In the second stage, the sorption temperature was increased. Low heating rate allows to determine the effect of temperature on the sorption capacity of the materials tested. Sorption capacity of physical adsorbent (Na-X) is the highest at 40 °C and then rapidly decreases with increasing temperature. The observed trend is the result of physical adsorption of CO2 which takes place in this case, and which is highly temperature-dependent, decreasing significantly with its growth. In higher temperature it can be observed higher sorption capacity of zeolite material obtained from fly ash modified with PEHA. The sorption capacity of this material (Na-X(PEHA)) at 100 °C is about 75 % higher than for untreated material at the same temperature. For other materials, the sorption capacity increases with decreasing temperature. In comparison to the sorption capacity at 25 °C, sorption capacity decreased by 88 % for Na-X(DEA), 78 % for Na-X(TEA), and 65 % for Na-X(MEA) at 100 °C. For MDEA modification sorption capacity decreased rapidly at 70 °C. The studies of desorption showed complete desorption of CO2. There are studies in which the impregnation of 13X zeolite material with MEA solution helped to improve the sorption properties of the material [7]. In conducted study [7], a different method of impregnation of zeolite 13X was used.

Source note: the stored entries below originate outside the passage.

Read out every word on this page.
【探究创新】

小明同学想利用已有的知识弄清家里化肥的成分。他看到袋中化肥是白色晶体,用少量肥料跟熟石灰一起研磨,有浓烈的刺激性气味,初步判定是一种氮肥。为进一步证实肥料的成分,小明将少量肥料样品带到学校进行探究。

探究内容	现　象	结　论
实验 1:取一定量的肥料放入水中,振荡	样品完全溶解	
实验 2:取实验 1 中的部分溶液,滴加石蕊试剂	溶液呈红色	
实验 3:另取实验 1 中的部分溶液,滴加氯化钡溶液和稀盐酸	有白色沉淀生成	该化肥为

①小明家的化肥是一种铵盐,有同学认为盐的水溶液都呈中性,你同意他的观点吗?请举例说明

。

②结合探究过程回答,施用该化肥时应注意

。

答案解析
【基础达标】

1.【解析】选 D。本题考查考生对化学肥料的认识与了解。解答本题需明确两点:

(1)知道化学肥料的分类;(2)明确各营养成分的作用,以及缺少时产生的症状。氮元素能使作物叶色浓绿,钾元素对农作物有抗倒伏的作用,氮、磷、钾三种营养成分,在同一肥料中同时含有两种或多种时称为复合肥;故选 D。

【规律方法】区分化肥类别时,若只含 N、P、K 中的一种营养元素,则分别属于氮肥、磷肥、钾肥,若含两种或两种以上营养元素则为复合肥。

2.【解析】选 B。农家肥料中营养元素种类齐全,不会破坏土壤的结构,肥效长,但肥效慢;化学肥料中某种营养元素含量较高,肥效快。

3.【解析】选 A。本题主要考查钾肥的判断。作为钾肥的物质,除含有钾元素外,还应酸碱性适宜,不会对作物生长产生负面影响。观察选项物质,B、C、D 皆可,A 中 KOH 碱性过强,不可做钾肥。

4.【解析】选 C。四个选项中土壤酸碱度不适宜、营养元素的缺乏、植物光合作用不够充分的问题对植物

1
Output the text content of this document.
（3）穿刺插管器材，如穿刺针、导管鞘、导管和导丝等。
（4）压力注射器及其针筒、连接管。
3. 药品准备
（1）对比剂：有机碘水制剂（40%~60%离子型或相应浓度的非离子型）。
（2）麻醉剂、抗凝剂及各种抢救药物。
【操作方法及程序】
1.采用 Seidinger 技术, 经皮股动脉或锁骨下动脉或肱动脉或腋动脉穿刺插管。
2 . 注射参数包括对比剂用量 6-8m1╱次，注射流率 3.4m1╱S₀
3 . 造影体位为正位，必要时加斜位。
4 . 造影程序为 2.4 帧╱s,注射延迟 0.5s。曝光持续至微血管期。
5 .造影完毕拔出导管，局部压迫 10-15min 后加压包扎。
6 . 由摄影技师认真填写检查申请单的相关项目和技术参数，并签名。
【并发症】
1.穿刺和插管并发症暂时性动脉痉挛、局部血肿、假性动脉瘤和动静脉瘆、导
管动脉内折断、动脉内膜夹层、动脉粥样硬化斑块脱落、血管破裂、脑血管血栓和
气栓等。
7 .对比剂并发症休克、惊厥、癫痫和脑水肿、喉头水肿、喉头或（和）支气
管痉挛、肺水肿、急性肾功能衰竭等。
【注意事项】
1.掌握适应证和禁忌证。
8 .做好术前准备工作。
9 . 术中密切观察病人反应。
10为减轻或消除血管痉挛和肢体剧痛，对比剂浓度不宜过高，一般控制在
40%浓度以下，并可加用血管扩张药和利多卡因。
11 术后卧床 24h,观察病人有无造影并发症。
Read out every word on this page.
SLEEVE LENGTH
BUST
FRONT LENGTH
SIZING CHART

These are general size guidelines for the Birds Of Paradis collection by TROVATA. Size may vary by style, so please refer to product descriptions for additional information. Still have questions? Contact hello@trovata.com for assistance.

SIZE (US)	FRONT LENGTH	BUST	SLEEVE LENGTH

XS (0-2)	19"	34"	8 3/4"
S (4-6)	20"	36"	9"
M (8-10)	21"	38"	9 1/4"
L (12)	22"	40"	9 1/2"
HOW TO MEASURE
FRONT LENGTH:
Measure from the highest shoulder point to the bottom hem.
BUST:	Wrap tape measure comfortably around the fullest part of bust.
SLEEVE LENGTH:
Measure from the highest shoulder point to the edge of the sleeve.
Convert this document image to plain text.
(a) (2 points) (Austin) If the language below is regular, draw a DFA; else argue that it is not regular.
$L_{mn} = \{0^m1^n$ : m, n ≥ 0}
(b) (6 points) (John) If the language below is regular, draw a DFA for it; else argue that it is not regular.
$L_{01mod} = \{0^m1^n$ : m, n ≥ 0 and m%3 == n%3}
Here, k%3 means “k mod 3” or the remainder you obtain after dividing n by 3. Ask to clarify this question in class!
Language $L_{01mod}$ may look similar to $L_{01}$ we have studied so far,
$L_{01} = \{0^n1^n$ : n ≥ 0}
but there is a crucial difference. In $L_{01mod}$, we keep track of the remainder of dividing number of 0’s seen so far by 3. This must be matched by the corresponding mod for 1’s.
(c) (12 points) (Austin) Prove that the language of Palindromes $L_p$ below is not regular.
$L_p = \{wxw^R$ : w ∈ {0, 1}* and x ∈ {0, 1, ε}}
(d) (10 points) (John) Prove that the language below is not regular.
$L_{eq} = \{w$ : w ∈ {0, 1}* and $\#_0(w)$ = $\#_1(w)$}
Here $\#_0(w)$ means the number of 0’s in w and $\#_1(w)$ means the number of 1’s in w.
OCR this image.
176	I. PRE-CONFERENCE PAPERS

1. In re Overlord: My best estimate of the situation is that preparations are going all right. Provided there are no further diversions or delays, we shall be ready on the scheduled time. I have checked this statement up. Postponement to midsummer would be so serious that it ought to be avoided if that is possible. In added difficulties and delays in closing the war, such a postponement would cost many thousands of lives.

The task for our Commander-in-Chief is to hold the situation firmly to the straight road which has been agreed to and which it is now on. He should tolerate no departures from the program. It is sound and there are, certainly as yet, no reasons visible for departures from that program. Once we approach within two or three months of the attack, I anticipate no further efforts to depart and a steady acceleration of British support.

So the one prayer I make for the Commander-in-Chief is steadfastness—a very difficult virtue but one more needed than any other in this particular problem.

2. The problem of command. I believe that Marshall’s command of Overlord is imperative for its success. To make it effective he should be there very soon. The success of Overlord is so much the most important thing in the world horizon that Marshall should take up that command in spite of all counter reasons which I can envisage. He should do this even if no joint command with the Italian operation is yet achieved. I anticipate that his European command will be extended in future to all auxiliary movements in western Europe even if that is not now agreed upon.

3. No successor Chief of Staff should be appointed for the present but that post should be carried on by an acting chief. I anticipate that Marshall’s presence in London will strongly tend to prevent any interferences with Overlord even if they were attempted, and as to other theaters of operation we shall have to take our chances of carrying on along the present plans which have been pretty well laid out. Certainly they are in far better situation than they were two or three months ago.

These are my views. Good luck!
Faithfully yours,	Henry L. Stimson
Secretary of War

In Chatti et al.’s [7] research another form of zeolite was used. He use 13X zeolite beads as a matrix. In this study, Na-X zeolite powder was used.

In summary, there is a need to select a suitable method of impregnation. The study on fly ash-based physicochemical sorbent showed that the MEA impregnation did not bring the expected result. But it should be noted that the studies were carried out on material obtained by synthesis from fly ash. The properties of this material are different than for commercial. Materials obtained by a synthesis from fly ash are characterized by a sorption capacity lower than those obtained with commercially pure chemical ingredients. Impregnation using properly selected amines and impregnation procedure helps to improve properties of materials derived from fly ash. This contributes to improving the quality of sorbent. In the future, zeolites from fly ash impregnated with amines may become competitive for commercial materials. Through the use of a porous substrate from residual fly ash from power plants we can reduce the production costs of sorbent.

Conclusions

Based on the study it can be stated that the appropriate selection of impregnation and impregnation methods can contribute to the improvement of sorption properties of porous materials. Impregnation process can help to improve the sorption properties of the material up to 75 % in 100 °C, as was for PEHA impregnation. Research carried out at 25 °C also confirmed effectiveness of the impregnation of the sample modified with DEA. In literature there is no information about research on impregnated zeolites from fly ash. The studies of adsorption/desorption on the adsorbents showed complete desorption of CO2, which confirmed the reversible nature of the process and the ability to use in multiple cycles. Preliminary evaluation of these parameters can be made using thermogravimetric methods that are fast and useful tool to determine the sorption capacity and the particular profiles of adsorption/desorption of the selected adsorbent.